There’s no doubt that leveraging data-driven consumer insights can drive effective merchandising assortments, but it’s important to remember that creating customer-centric planograms is only part of the assortment localization process. Making sure those planograms are implemented at the store level is just as critical. While most survey respondents (86 percent) believe that in-store planogram compliance is essential for success, 37 percent of respondents report that they still do not measure it.
While implementing localized assortments at the store or store-cluster level can yield significant improvements in shopper satisfaction, companies also need to be prepared to adjust their corporate compliance processes as needed.
Nearly half (47 percent) of respondents report that assortment localization has changed how corporate compliance is handled at the individual store level.
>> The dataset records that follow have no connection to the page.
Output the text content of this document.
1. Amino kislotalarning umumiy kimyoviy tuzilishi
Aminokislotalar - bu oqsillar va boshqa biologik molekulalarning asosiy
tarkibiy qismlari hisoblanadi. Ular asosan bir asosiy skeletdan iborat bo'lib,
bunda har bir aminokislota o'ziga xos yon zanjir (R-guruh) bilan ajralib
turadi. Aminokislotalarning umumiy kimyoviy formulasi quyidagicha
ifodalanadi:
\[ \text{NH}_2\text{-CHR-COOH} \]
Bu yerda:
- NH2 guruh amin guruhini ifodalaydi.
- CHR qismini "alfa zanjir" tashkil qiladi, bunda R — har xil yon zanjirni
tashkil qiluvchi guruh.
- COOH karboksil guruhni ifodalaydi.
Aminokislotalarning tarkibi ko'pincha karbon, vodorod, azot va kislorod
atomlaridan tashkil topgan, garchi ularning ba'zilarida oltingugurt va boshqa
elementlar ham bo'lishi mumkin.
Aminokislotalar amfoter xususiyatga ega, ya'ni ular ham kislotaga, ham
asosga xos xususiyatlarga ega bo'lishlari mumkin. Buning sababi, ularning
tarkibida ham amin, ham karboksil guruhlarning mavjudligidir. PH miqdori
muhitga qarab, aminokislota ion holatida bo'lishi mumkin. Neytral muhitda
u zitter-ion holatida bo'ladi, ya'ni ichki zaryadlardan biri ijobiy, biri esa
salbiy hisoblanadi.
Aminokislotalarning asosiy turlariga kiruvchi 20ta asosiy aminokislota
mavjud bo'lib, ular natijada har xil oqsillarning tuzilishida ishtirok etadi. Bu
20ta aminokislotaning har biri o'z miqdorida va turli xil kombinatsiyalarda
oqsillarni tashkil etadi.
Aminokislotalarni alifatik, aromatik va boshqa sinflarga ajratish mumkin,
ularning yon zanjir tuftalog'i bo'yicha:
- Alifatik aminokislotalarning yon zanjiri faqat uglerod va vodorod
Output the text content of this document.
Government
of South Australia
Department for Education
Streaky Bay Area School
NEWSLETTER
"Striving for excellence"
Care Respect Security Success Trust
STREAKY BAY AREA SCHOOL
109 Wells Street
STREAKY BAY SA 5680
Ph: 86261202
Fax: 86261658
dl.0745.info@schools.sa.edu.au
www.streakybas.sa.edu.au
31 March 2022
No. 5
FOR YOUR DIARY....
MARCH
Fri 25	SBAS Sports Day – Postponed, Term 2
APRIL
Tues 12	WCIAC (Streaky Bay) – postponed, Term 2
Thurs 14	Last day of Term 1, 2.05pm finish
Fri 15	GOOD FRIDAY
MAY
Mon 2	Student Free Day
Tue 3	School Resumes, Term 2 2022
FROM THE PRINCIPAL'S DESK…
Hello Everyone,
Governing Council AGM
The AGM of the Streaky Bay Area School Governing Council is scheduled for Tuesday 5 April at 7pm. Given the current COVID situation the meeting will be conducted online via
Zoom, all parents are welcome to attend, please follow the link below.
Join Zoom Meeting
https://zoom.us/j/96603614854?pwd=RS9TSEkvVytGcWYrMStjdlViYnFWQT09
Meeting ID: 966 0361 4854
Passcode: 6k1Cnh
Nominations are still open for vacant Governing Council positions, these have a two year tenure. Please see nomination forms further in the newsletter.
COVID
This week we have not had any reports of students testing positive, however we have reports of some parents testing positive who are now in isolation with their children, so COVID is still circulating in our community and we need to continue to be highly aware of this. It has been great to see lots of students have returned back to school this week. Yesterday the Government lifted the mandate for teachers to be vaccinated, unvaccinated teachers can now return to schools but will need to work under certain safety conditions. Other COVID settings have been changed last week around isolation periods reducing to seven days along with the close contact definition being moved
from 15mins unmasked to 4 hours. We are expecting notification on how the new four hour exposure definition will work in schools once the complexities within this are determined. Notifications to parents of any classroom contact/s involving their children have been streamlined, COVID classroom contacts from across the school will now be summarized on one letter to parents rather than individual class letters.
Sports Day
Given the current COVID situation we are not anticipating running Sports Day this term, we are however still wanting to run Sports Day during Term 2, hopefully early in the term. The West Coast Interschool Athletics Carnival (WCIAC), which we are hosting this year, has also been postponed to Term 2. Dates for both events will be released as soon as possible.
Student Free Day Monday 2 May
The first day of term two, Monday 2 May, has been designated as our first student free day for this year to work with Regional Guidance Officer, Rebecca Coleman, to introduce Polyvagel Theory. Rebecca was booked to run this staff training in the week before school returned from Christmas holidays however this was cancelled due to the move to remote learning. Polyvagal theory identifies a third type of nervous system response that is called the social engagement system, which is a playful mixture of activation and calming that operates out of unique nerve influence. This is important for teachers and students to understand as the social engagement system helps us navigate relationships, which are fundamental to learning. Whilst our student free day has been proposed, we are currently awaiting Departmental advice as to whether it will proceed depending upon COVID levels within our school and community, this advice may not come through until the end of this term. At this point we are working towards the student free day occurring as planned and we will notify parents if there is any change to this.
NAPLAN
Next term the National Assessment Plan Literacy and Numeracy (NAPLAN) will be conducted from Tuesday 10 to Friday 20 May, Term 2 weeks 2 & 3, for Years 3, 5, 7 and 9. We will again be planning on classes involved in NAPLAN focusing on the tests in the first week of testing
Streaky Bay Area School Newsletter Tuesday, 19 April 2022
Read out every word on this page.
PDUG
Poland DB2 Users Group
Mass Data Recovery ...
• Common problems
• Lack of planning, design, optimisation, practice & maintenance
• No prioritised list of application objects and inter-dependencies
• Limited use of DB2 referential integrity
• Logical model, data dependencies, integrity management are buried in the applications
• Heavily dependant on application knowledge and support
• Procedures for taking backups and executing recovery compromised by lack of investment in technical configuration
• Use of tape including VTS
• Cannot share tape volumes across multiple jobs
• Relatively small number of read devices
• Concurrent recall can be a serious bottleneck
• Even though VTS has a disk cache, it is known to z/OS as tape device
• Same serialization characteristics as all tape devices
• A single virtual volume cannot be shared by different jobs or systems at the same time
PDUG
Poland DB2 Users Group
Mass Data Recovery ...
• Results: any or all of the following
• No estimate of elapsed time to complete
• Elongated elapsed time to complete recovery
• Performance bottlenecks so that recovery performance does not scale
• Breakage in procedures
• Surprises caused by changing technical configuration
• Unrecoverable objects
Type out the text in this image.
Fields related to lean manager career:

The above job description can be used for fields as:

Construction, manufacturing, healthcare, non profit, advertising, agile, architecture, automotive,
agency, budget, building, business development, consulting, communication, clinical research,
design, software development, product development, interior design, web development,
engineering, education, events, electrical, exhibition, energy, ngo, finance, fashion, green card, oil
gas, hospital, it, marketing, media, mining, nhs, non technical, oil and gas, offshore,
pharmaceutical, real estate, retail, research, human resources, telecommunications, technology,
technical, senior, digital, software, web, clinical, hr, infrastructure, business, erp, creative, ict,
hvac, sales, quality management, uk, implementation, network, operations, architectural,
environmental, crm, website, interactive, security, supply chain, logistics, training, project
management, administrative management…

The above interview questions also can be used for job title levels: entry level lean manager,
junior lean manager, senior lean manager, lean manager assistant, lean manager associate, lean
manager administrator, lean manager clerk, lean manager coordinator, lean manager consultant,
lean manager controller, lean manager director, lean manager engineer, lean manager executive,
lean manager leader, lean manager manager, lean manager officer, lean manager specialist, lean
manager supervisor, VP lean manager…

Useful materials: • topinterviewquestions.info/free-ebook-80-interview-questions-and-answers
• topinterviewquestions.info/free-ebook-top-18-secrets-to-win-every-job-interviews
Of those, 28 percent report that if localization fits within broader corporate compliance rules, individual stores can make their own decisions, whereas 19 percent say that they now provide multiple compliance-approved options from which store managers can choose.
Additionally, 48 percent of respondents report that localization has caused a bigger need for support at the headquarter office. Of those respondents, 87 percent say they have added 10-20 percent more support.
In the next five years, respondents anticipate that localization efforts will result in more changes to corporate compliance. Many respondents predict that stores will need more resources to provide additional options from headquarters (38 percent) and that businesses will begin to break down into smaller regions to allow for local customization (28 percent). Twenty-seven percent expect there to be more flexibility and decision making at the store level.